Среди белых равнин припорошенных снегом
распластай свое тело, согретое уличным бегом.
Застынь и узри: где-то волки в степях
ошарашено вертят мохнатой главою,
не привыкшие к фразам людским, но лишь к вою,
презирая собратьев на толстых цепях.
Это – чуткость ушей, либо тела в покое
только так начинаешь любить за такое –
однозначное чувство – своих корешей.
И открыв, закрываешь глаза, ибо больно
без защитных стекол, наблюдать, как невольно
опускается сталь, отделяя гол;вы от шей.
Для чего – не пойму, в этом мире цвета
всех оттенков защитных, желают открытого рта
и склоненных к земле силуэтов
среди ночи бредущих к костру,
словно к отчему дому – верста за версту,
или сотню таких. Но желающих лишь справедливых ответов.

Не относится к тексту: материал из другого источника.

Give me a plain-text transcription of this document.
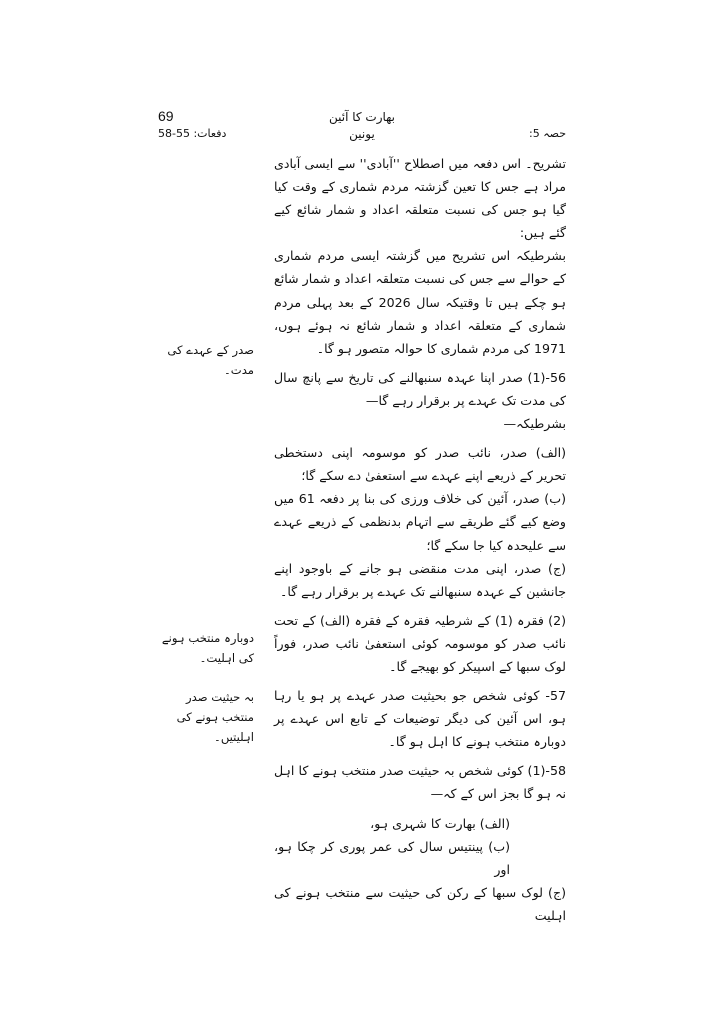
69	بھارت کا آئین
یونین
دفعات: 55-58	حصہ 5:

تشریح۔ اس دفعہ میں اصطلاح ''آبادی'' سے ایسی آبادی مراد ہے جس کا تعین گزشتہ مردم شماری کے وقت کیا گیا ہو جس کی نسبت متعلقہ اعداد و شمار شائع کیے گئے ہیں:

بشرطیکہ اس تشریح میں گزشتہ ایسی مردم شماری کے حوالے سے جس کی نسبت متعلقہ اعداد و شمار شائع ہو چکے ہیں تا وقتیکہ سال 2026 کے بعد پہلی مردم شماری کے متعلقہ اعداد و شمار شائع نہ ہوئے ہوں، 1971 کی مردم شماری کا حوالہ متصور ہو گا۔

56-(1) صدر اپنا عہدہ سنبھالنے کی تاریخ سے پانچ سال کی مدت تک عہدے پر برقرار رہے گا—

بشرطیکہ—

(الف) صدر، نائب صدر کو موسومہ اپنی دستخطی تحریر کے ذریعے اپنے عہدے سے استعفیٰ دے سکے گا؛

(ب) صدر، آئین کی خلاف ورزی کی بنا پر دفعہ 61 میں وضع کیے گئے طریقے سے اتہام بدنظمی کے ذریعے عہدے سے علیحدہ کیا جا سکے گا؛

(ج) صدر، اپنی مدت منقضی ہو جانے کے باوجود اپنے جانشین کے عہدہ سنبھالنے تک عہدے پر برقرار رہے گا۔

(2) فقرہ (1) کے شرطیہ فقرہ کے فقرہ (الف) کے تحت نائب صدر کو موسومہ کوئی استعفیٰ نائب صدر، فوراً لوک سبھا کے اسپیکر کو بھیجے گا۔

57- کوئی شخص جو بحیثیت صدر عہدے پر ہو یا رہا ہو، اس آئین کی دیگر توضیعات کے تابع اس عہدے پر دوبارہ منتخب ہونے کا اہل ہو گا۔

58-(1) کوئی شخص بہ حیثیت صدر منتخب ہونے کا اہل نہ ہو گا بجز اس کے کہ—

(الف) بھارت کا شہری ہو،

(ب) پینتیس سال کی عمر پوری کر چکا ہو، اور

(ج) لوک سبھا کے رکن کی حیثیت سے منتخب ہونے کی اہلیت

صدر کے عہدے کی مدت۔
دوبارہ منتخب ہونے کی اہلیت۔
بہ حیثیت صدر منتخب ہونے کی اہلیتیں۔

Дай им Бог добрести, а дальше – не суть
ибо смысл не в том, чтобы вынудить жуть
обрести очертанье знакомого с плотью лица,
но - когда отступает морозящий страх
и, возможно, в загубленных временем снах
все свернется в себя - это будет началом конца
тех ниспосланных волей чужою, растоптанных дней.
Обернувшись, в попытках зрачка, хоть огней
увидать! И учуять чеканящий шаг молодца
не привычкою, нет, но подкоркой живой,
не поверив сначала, кудлатой вертя головой
в ожидании своем именного свинца.
Дай им Бог обрести столь желанный покой,
ведь с доступностью савана, как не укрой, –
проступают черты человечьего тела.
Пусть волкам невдомек, удивляясь всем песьим лицом
отчего поменялись они с тем лихим молодцом
не окрасом шерсти, но равниною белой.